Marine & Environmental Sciences Faculty Proceedings, Presentations, Speeches, Lectures

Small-Scale Upwelling as a Control for Reef Health and Frameworks, Preliminary Findings from the Bahamas and the Arabian Sea

Event Name/Location

9th International Coral Reef Symposium, Bali, Indonesia, October 23-27, 2000

Presentation Date

10-2000

Document Type

Conference Proceeding

ORCID ID

F-8807-2011

Description

Coral health and framework development was investigated in Eleuthera, Cat Island (Bahamas) and Khor Fakkan (Arabian Sea, United Arab Emirates) in 1999. In the Bahamas, coral cover and reef framework development was found to be better in Eleuthera than in Cat Island. However, coral mortality, bleaching and disease frequency was much higher in Eleuthera than in Cat Island. Repeated small-scale upwelling of water about 2 degrees colder than surface waters was observed on Cat Island and the shelf-edge reefs were covered by this water. It is assumed that in bleaching years, when sea-surface temperatures are elevated and corals bleach, such moderate upwelling can protect the Cat Island corals from bleaching. The coral’s price for this protection is the disadvantage of having to live in a colder environment with ensuing lower calcification and frame building rates.
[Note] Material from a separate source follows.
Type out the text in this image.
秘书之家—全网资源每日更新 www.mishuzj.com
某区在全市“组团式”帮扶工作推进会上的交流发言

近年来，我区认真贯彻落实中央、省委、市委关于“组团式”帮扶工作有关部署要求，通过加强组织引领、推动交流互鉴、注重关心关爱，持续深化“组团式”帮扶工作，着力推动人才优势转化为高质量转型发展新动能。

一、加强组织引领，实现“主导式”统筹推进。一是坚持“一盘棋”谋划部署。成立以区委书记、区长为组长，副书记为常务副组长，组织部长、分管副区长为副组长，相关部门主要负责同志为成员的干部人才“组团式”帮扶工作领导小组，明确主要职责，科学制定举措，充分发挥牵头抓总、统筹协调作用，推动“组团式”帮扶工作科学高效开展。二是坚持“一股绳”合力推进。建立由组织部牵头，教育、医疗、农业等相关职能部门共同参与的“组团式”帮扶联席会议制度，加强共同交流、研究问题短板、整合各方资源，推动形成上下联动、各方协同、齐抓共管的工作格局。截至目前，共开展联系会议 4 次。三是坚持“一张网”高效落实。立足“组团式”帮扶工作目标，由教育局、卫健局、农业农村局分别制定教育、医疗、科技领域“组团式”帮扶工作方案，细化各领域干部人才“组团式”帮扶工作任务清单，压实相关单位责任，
In the Arabian Sea, Shark Island experiences frequent small-scale upwelling events which lead to a temperature stratified water column. Pocillopora frameworks were found to be dead above 5m but completely alive underneath. The geometry of the reef and the mortality signs allow speculation that this mortality in shallow water was also caused by surface waters heated above bleaching threshold, while corals growing in water deeper than 5m were protected by cool, upwelled water.